Después de la emergencia, estos vehículos circulan por las calles de este lugar, uno de los más afectados por el terremoto, donde sus conductores vienen y van, para llegar rápido con el servicio pagado: “Vecina le informa Don Jesús que la espera en el centro”, grita un joven conductor durante un viaje.

Vicente, de 23 años, quien es mototaxista desde hace tres, detalla que entre cada viaje pagado aprovecha para hacer mandados a sus familiares y vecinos “voy por pollo o tortillas lo que les hace falta para hacer de comer para todos”.

En un recorrido que realizan entre la zona centro y uno de los pocos hoteles que quedaron de pie y que funciona como sala de prensa, Vicente señala que después del sismo han tenido más trabajo de lo habitual, “hay mucho trabajo ahorita ha llegado mucha gente y las motos son lo más práctico”.

Sólo basta pararse en una esquina, dijo, para brindar el servicio, cuyos vehículos llegan antes que cualquier otro medio para el traslado. Durante el camino explican a los pasajeros cómo era la vida en Juchitán antes del sismo y a qué se dedicaban los comercios que hoy se encuentran derrumbados.

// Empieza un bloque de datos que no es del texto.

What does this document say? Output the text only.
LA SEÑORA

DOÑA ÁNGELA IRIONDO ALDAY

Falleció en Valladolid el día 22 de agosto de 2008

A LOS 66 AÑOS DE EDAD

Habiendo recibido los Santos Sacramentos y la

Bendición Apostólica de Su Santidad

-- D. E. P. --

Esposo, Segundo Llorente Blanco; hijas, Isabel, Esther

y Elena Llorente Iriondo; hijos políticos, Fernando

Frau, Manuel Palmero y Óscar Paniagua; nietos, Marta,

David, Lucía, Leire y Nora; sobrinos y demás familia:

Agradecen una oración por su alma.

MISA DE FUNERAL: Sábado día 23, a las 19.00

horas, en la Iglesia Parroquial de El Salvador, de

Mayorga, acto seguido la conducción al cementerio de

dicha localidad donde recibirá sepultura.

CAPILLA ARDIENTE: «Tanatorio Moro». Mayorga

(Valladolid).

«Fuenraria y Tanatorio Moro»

Los choferes de los “periquitos” también son víctimas del sismo; sus casas se encuentran derrumbadas, otros perdieron a amigos o familiares pero tienen que trabajar ante la necesidad de este transporte por la magnitud de la tragedia.

“Tenemos que trabajar por nuestras familias y exigimos también apoyo a las autoridades, algunos compañeros perdieron su moto y con ello su fuente de ingresos, es una situación triste y difícil”, considera Paulina.

Mientras escucha una estación de radio en zapoteco, Braulio de 30 años maneja su “moto-ratón”, lamenta que los líderes tengan cada vez más concesiones, “antes éramos dos mil quinientos pero ahora somos cerca de cinco mil, aunque si trabajas bien todavía sale”.

Señala que él trabaja desde las 8 de la mañana, regresa a casa a comer y continúa hasta las 7 de la noche “si eres el dueño te va mejor, pero si entregas cuenta al dueño tienes que trabajar más”.

Los juchitecos se transportan en estos automotores sin puertas, sólo con un tubo para sostenerse, en un transporte económico y que permite llegar a cualquier lugar entre el panteón, la penitenciaria y el río Los Perros.

Sus conductores han visto la devastación desde el primer día, así como el tortuoso andar de los afectados. “Todo está devastado, a dónde voy hay casas afectadas, en el centro están los militares pero tendrán mucho trabajo para llegar hasta las casas más alejadas de la comunidad”, afirma Santiago.